Mit dieser Berufung demonstriert Scholz seiner Partei Führungskraft, zeigt dem Wunschkoalitionspartner, der Grün-Alternativen Liste (GAL), schon im Vorfeld die Grenzen auf und düpiert den Hauptgegner CDU. Diesen dreifachen Coup werden ihm seine Sozialdemokraten, die Scholz am 17. Dezember mit fast 98 Prozent zum Spitzenkandidaten gekürt hatten, bei der Aufstellung von Regierungsprogramm und Kandidatenliste auf dem Parteitag danken.
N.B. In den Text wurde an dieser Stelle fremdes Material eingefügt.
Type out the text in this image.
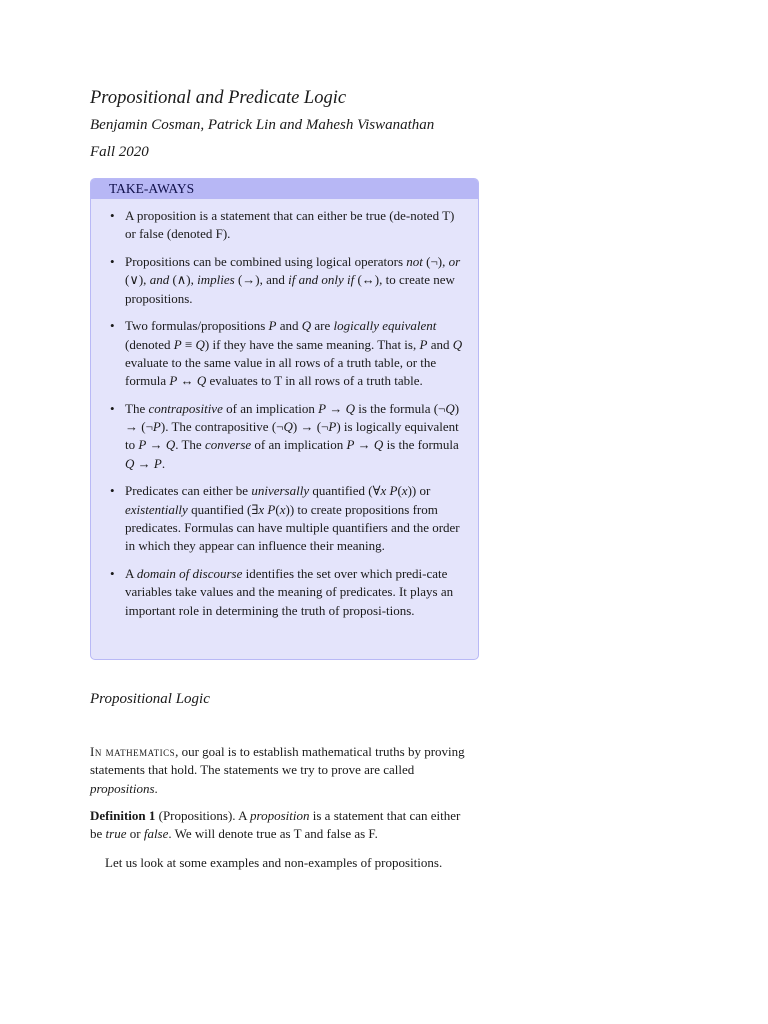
Propositional and Predicate Logic
Benjamin Cosman, Patrick Lin and Mahesh Viswanathan
Fall 2020
TAKE-AWAYS
• A proposition is a statement that can either be true (de-noted T) or false (denoted F).
• Propositions can be combined using logical operators not (¬), or (∨), and (∧), implies (→), and if and only if (↔), to create new propositions.
• Two formulas/propositions P and Q are logically equivalent (denoted P ≡ Q) if they have the same meaning. That is, P and Q evaluate to the same value in all rows of a truth table, or the formula P ↔ Q evaluates to T in all rows of a truth table.
• The contrapositive of an implication P → Q is the formula (¬Q) → (¬P). The contrapositive (¬Q) → (¬P) is logically equivalent to P → Q. The converse of an implication P → Q is the formula Q → P.
• Predicates can either be universally quantified (∀x P(x)) or existentially quantified (∃x P(x)) to create propositions from predicates. Formulas can have multiple quantifiers and the order in which they appear can influence their meaning.
• A domain of discourse identifies the set over which predi-cate variables take values and the meaning of predicates. It plays an important role in determining the truth of proposi-tions.
Propositional Logic
In mathematics, our goal is to establish mathematical truths by proving statements that hold. The statements we try to prove are called propositions.
Definition 1 (Propositions). A proposition is a statement that can either be true or false. We will denote true as T and false as F.
Let us look at some examples and non-examples of propositions.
Die Hamburger SPD ist siegessicher, erstmals seit der Schill-Wahl 2001 wieder in ihrer ehemaligen roten Hochburg regieren zu dürfen. In Umfragen liegt sie aktuell bei 43 Prozent, Scholz selbst wünschen sich etwa 60 Prozent der Befragten als Regierungschef. Da die GAL sich nach dem Bruch der schwarz-grünen Koalition im November von knapp zehn auf nun 17 Prozent beinahe verdoppelt hat, scheint einem rot-grünen Senat nichts mehr im Wege zu stehen: Die Wechselstimmung ist spürbar.
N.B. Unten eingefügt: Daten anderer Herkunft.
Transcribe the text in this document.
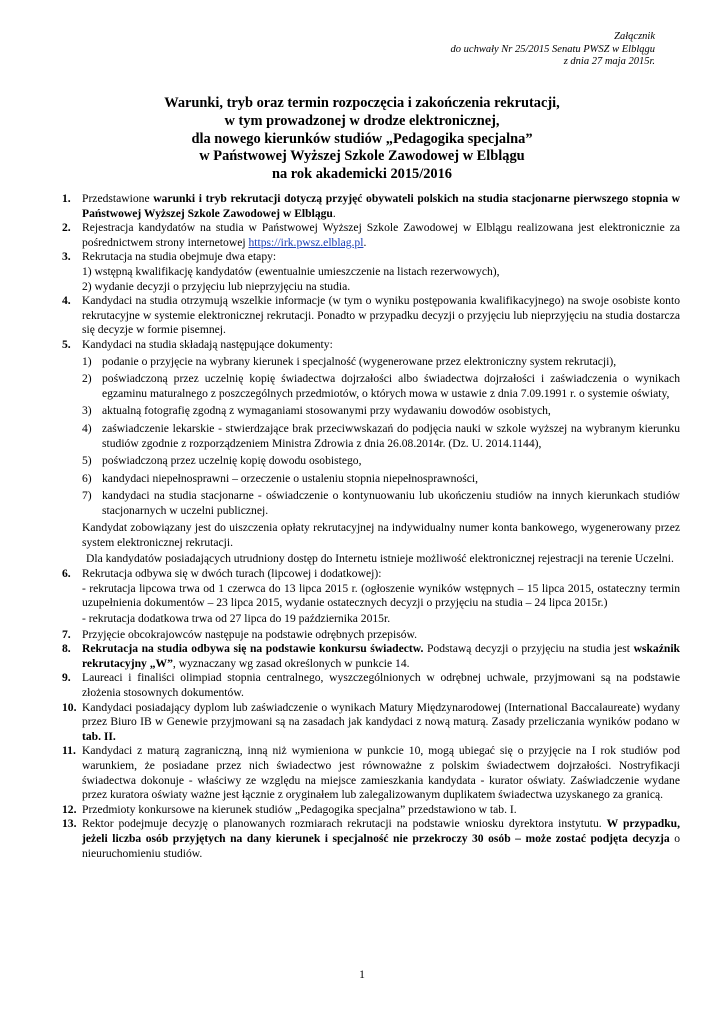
Załącznik
do uchwały Nr 25/2015 Senatu PWSZ w Elblągu
z dnia 27 maja 2015r.
Warunki, tryb oraz termin rozpoczęcia i zakończenia rekrutacji,
w tym prowadzonej w drodze elektronicznej,
dla nowego kierunków studiów „Pedagogika specjalna”
w Państwowej Wyższej Szkole Zawodowej w Elblągu
na rok akademicki 2015/2016
1. Przedstawione warunki i tryb rekrutacji dotyczą przyjęć obywateli polskich na studia stacjonarne pierwszego stopnia w Państwowej Wyższej Szkole Zawodowej w Elblągu.
2. Rejestracja kandydatów na studia w Państwowej Wyższej Szkole Zawodowej w Elblągu realizowana jest elektronicznie za pośrednictwem strony internetowej https://irk.pwsz.elblag.pl.
3. Rekrutacja na studia obejmuje dwa etapy:
1) wstępną kwalifikację kandydatów (ewentualnie umieszczenie na listach rezerwowych),
2) wydanie decyzji o przyjęciu lub nieprzyjęciu na studia.
4. Kandydaci na studia otrzymują wszelkie informacje (w tym o wyniku postępowania kwalifikacyjnego) na swoje osobiste konto rekrutacyjne w systemie elektronicznej rekrutacji. Ponadto w przypadku decyzji o przyjęciu lub nieprzyjęciu na studia dostarcza się decyzje w formie pisemnej.
5. Kandydaci na studia składają następujące dokumenty:
1) podanie o przyjęcie na wybrany kierunek i specjalność (wygenerowane przez elektroniczny system rekrutacji),
2) poświadczoną przez uczelnię kopię świadectwa dojrzałości albo świadectwa dojrzałości i zaświadczenia o wynikach egzaminu maturalnego z poszczególnych przedmiotów, o których mowa w ustawie z dnia 7.09.1991 r. o systemie oświaty,
3) aktualną fotografię zgodną z wymaganiami stosowanymi przy wydawaniu dowodów osobistych,
4) zaświadczenie lekarskie - stwierdzające brak przeciwwskazań do podjęcia nauki w szkole wyższej na wybranym kierunku studiów zgodnie z rozporządzeniem Ministra Zdrowia z dnia 26.08.2014r. (Dz. U. 2014.1144),
5) poświadczoną przez uczelnię kopię dowodu osobistego,
6) kandydaci niepełnosprawni – orzeczenie o ustaleniu stopnia niepełnosprawności,
7) kandydaci na studia stacjonarne - oświadczenie o kontynuowaniu lub ukończeniu studiów na innych kierunkach studiów stacjonarnych w uczelni publicznej.
Kandydat zobowiązany jest do uiszczenia opłaty rekrutacyjnej na indywidualny numer konta bankowego, wygenerowany przez system elektronicznej rekrutacji.
Dla kandydatów posiadających utrudniony dostęp do Internetu istnieje możliwość elektronicznej rejestracji na terenie Uczelni.
6. Rekrutacja odbywa się w dwóch turach (lipcowej i dodatkowej):
- rekrutacja lipcowa trwa od 1 czerwca do 13 lipca 2015 r. (ogłoszenie wyników wstępnych – 15 lipca 2015, ostateczny termin uzupełnienia dokumentów – 23 lipca 2015, wydanie ostatecznych decyzji o przyjęciu na studia – 24 lipca 2015r.)
- rekrutacja dodatkowa trwa od 27 lipca do 19 października 2015r.
7. Przyjęcie obcokrajowców następuje na podstawie odrębnych przepisów.
8. Rekrutacja na studia odbywa się na podstawie konkursu świadectw. Podstawą decyzji o przyjęciu na studia jest wskaźnik rekrutacyjny „W”, wyznaczany wg zasad określonych w punkcie 14.
9. Laureaci i finaliści olimpiad stopnia centralnego, wyszczególnionych w odrębnej uchwale, przyjmowani są na podstawie złożenia stosownych dokumentów.
10. Kandydaci posiadający dyplom lub zaświadczenie o wynikach Matury Międzynarodowej (International Baccalaureate) wydany przez Biuro IB w Genewie przyjmowani są na zasadach jak kandydaci z nową maturą. Zasady przeliczania wyników podano w tab. II.
11. Kandydaci z maturą zagraniczną, inną niż wymieniona w punkcie 10, mogą ubiegać się o przyjęcie na I rok studiów pod warunkiem, że posiadane przez nich świadectwo jest równoważne z polskim świadectwem dojrzałości. Nostryfikacji świadectwa dokonuje - właściwy ze względu na miejsce zamieszkania kandydata - kurator oświaty. Zaświadczenie wydane przez kuratora oświaty ważne jest łącznie z oryginałem lub zalegalizowanym duplikatem świadectwa uzyskanego za granicą.
12. Przedmioty konkursowe na kierunek studiów „Pedagogika specjalna” przedstawiono w tab. I.
13. Rektor podejmuje decyzję o planowanych rozmiarach rekrutacji na podstawie wniosku dyrektora instytutu. W przypadku, jeżeli liczba osób przyjętych na dany kierunek i specjalność nie przekroczy 30 osób – może zostać podjęta decyzja o nieuruchomieniu studiów.
1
Ein Grund dafür ist, dass Scholz die nach der Stimmzettel-Affäre 2007 zerstrittenen Genossen in seinen eineinhalb Jahren als Landesvorsitzender wieder geeint hat. "Wer bei mir Führung bestellt, bekommt sie auch", verkündete er, und die Partei klatschte Beifall. Der zweite Grund ist die Schwäche der CDU nach dem Rücktritt des populären Ersten Bürgermeisters Ole von Beust im Sommer.
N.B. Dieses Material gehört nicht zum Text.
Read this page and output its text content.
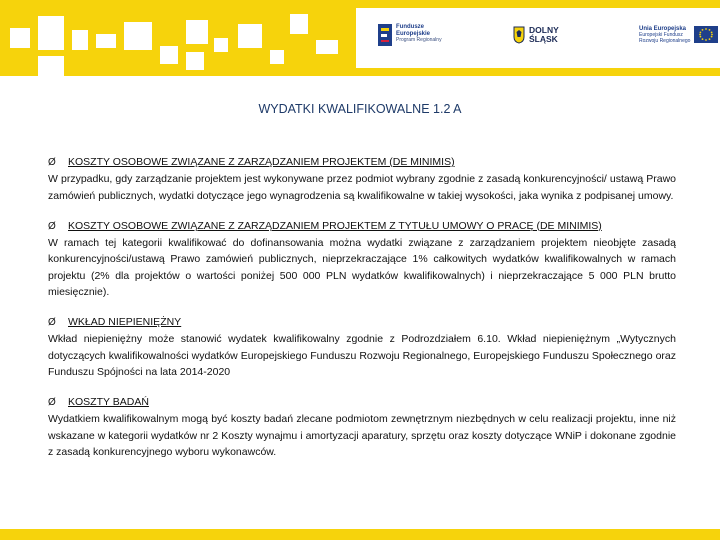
Fundusze
Europejskie
Program Regionalny
DOLNY
ŚLĄSK
Unia Europejska
Europejski Fundusz
Rozwoju Regionalnego
WYDATKI KWALIFIKOWALNE 1.2 A
Ø KOSZTY OSOBOWE ZWIĄZANE Z ZARZĄDZANIEM PROJEKTEM (DE MINIMIS)
W przypadku, gdy zarządzanie projektem jest wykonywane przez podmiot wybrany zgodnie z zasadą konkurencyjności/ ustawą Prawo zamówień publicznych, wydatki dotyczące jego wynagrodzenia są kwalifikowalne w takiej wysokości, jaka wynika z podpisanej umowy.
Ø KOSZTY OSOBOWE ZWIĄZANE Z ZARZĄDZANIEM PROJEKTEM Z TYTUŁU UMOWY O PRACĘ (DE MINIMIS)
W ramach tej kategorii kwalifikować do dofinansowania można wydatki związane z zarządzaniem projektem nieobjęte zasadą konkurencyjności/ustawą Prawo zamówień publicznych, nieprzekraczające 1% całkowitych wydatków kwalifikowalnych w ramach projektu (2% dla projektów o wartości poniżej 500 000 PLN wydatków kwalifikowalnych) i nieprzekraczające 5 000 PLN brutto miesięcznie).
Ø WKŁAD NIEPIENIĘŻNY
Wkład niepieniężny może stanowić wydatek kwalifikowalny zgodnie z Podrozdziałem 6.10. Wkład niepieniężnym „Wytycznych dotyczących kwalifikowalności wydatków Europejskiego Funduszu Rozwoju Regionalnego, Europejskiego Funduszu Społecznego oraz Funduszu Spójności na lata 2014-2020
Ø KOSZTY BADAŃ
Wydatkiem kwalifikowalnym mogą być koszty badań zlecane podmiotom zewnętrznym niezbędnych w celu realizacji projektu, inne niż wskazane w kategorii wydatków nr 2 Koszty wynajmu i amortyzacji aparatury, sprzętu oraz koszty dotyczące WNiP i dokonane zgodnie z zasadą konkurencyjnego wyboru wykonawców.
Unter Neubürgermeister Christoph Ahlhaus dümpelt die CDU bei 26 Prozent, ohne Aussicht auf eine Regierungsoption. Auf dem CDU-Parteitag am vorigen Sonnabend wurde Ahlhaus zwar mit über 90 Prozent zum Spitzenkandidaten gewählt. Partei- und Fraktionschef Frank Schira indes wurde auf dem zweiten Listenplatz mit nur 61,6 Prozent von der eigenen Basis gedemütigt.
Eine Wahlniederlage im Februar dürften beide politisch nicht überleben. Ihre Erben stehen schon bereit: Die Bundestagsabgeordneten und Vizeparteichefs Rüdiger Kruse und Marcus Weinberg sowie Sozialsenator Dietrich Wersich werden die Macht unter sich aufteilen.
Selbst auf den Strohhalm FDP wird die CDU vergebens hoffen. Seit 2004 sind die Freidemokraten in Hamburg außerparlamentarisch. Zurzeit werden sei auf vier Prozent taxiert, könnten aber mit ihrer 35-jährigen Spitzenkandidatin Katja Suding der CDU vor allem liberal-konservative Wählerinnen abspenstig machen.
Selbst wenn die FDP diesmal im dritten Anlauf die Fünf-Prozent-Hürde überspränge, würde es für eine schwarz-gelbe Mehrheit indes nicht reichen - im Zweifel aber für eine rot-gelbe, was das Drohpotenzial der SPD gegenüber den Grünen erhöhen würde. Suding beteuert denn auch gern, für Gespräche mit CDU und SPD offen zu sein.
Fern ab dieses Gerangels stagniert die Linke selbstzufrieden bei sechs oder sieben Prozent. Niemand will mit ihr und sie mit niemandem koalieren. So simpel kann Politik sein.